Combining L. monocytogenes-specific phages with a mild high-pressure treatment will ensure adequate protection against Listeria. This way, the existing limitations of the respective methods for reducing L. monocytogenes in sausage products can be countered. Here, results of the infection effects of the two commercial phage products used in this study to infect Listeria at temperatures of 7°C are presented. In addition, the impact of food components such as salt, nitrite and spices on phage infection efficiency and Listeria reduction are investigated.

Results

A protocol for extraction of the bacteria and the two phage preparations from the sausage medium was successfully developed and can be used in future experiments.
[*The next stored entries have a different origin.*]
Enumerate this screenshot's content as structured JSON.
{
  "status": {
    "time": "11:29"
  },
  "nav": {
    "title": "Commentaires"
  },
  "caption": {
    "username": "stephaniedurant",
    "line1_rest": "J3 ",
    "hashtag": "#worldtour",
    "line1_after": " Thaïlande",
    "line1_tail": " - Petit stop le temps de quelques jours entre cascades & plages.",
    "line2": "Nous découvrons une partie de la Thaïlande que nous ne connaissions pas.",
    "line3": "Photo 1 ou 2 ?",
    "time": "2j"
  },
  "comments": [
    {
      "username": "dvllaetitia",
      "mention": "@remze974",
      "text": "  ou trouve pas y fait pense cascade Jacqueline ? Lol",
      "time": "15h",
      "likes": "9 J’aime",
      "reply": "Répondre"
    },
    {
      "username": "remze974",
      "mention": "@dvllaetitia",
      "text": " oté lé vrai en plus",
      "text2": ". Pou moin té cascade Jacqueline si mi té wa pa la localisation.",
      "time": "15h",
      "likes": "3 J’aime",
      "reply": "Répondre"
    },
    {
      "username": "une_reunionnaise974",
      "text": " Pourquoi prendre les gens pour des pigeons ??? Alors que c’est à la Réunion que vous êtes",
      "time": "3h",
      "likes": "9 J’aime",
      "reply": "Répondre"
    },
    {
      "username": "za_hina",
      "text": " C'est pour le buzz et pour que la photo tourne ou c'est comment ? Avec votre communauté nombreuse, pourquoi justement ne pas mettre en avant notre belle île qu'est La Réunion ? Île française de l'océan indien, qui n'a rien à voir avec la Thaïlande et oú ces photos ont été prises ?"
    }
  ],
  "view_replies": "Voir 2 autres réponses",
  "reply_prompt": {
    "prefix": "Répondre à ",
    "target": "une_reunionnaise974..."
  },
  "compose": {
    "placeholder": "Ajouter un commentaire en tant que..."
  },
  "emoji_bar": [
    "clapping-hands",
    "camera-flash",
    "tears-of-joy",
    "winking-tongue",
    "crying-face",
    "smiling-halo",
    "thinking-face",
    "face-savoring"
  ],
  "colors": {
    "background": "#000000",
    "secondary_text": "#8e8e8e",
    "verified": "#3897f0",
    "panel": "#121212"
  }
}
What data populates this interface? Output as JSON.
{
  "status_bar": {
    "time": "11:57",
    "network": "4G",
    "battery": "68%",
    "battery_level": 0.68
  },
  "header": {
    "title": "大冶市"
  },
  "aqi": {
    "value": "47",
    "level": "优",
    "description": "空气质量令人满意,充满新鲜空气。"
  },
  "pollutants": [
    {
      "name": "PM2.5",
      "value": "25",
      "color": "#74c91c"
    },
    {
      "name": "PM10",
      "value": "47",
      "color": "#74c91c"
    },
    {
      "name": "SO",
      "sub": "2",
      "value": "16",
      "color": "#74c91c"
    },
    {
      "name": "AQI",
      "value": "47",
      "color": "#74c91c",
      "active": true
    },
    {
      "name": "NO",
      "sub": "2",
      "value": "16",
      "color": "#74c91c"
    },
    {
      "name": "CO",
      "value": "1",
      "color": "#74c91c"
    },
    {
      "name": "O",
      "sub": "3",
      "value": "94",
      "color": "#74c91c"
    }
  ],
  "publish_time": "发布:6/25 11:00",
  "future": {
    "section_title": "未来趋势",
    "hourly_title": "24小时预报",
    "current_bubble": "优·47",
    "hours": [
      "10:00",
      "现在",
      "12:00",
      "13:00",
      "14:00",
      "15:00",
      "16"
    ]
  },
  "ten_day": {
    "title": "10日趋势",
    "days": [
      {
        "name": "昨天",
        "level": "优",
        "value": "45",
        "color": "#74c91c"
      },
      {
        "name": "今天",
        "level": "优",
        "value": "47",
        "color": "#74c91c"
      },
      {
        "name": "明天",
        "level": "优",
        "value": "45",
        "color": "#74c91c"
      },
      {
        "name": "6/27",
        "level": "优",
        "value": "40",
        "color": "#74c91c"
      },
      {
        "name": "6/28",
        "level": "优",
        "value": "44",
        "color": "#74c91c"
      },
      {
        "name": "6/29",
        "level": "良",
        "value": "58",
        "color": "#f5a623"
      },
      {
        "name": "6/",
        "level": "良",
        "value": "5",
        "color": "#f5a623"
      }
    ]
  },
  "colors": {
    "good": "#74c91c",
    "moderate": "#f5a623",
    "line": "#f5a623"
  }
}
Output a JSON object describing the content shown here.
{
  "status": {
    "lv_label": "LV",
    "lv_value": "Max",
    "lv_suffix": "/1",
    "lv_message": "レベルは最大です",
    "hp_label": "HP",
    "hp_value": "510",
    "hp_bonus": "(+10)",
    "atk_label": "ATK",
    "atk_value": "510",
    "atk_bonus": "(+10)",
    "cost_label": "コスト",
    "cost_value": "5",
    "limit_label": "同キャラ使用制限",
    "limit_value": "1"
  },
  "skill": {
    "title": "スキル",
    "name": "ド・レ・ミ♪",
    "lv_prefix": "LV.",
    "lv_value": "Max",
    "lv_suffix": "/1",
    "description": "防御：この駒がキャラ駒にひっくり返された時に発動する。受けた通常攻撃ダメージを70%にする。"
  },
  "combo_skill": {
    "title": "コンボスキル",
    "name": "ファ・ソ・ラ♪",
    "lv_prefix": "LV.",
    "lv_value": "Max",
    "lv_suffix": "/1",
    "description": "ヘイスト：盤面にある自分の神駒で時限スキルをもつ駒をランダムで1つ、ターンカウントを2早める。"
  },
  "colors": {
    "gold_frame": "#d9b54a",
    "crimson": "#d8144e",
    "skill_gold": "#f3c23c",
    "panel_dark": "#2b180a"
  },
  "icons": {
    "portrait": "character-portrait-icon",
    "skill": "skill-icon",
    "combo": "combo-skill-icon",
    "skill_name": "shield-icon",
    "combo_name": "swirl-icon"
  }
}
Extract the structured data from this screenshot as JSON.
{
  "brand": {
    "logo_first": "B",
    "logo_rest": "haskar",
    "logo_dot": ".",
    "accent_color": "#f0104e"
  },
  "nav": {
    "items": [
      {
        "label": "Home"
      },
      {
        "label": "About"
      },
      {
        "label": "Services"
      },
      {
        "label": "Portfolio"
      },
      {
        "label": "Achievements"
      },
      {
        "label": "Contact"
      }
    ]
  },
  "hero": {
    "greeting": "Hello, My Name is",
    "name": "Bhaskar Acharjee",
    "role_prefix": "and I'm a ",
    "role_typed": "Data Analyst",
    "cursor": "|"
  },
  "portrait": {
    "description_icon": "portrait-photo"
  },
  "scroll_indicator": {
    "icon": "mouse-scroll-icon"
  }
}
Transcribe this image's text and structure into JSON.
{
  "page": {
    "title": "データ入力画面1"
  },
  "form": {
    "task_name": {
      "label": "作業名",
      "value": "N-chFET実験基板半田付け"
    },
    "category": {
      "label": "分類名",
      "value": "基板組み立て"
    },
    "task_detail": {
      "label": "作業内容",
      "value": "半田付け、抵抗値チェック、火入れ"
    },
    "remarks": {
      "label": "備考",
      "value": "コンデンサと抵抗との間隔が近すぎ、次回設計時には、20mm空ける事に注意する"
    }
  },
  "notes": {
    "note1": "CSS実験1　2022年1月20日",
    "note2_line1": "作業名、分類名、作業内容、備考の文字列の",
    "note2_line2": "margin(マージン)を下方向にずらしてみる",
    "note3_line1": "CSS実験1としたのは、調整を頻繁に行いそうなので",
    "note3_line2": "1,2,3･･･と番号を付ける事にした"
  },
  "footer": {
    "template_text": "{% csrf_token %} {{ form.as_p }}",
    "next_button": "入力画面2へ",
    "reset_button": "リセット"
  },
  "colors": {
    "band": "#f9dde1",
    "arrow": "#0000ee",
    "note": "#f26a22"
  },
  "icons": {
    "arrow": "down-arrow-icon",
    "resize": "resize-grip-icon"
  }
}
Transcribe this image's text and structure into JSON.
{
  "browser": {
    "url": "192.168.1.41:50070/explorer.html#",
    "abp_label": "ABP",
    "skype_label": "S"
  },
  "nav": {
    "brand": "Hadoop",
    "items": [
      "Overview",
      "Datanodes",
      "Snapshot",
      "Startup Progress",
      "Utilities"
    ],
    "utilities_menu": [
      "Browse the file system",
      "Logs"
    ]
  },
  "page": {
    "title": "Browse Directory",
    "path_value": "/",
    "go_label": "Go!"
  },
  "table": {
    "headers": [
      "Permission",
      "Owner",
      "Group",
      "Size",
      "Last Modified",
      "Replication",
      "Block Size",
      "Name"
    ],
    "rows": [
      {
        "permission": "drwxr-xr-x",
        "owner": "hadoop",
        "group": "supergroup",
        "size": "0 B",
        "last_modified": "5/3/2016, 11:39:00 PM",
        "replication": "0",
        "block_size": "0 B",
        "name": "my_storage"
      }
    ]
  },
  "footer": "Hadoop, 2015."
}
The tested L. monocytogenes strains could grow at both tested temperatures and, as expected, displayed a significantly increased growth rate at 37°C. In addition, the infection efficiency of both phages was also temperature-dependent and the countable plaques were drastically reduced for some strains at 7°C when compared to 37°C. The influence of bacterial growth and phage effectiveness were not noticeably influenced by the food components which included spice mixtures and sodium nitrite. The phage products have good infection efficiency. In combination with the high-pressure process, interesting results will be obtained.

Summary The phage products show a different infection rate at lower temperatures, which is essential information that will impact further treatments.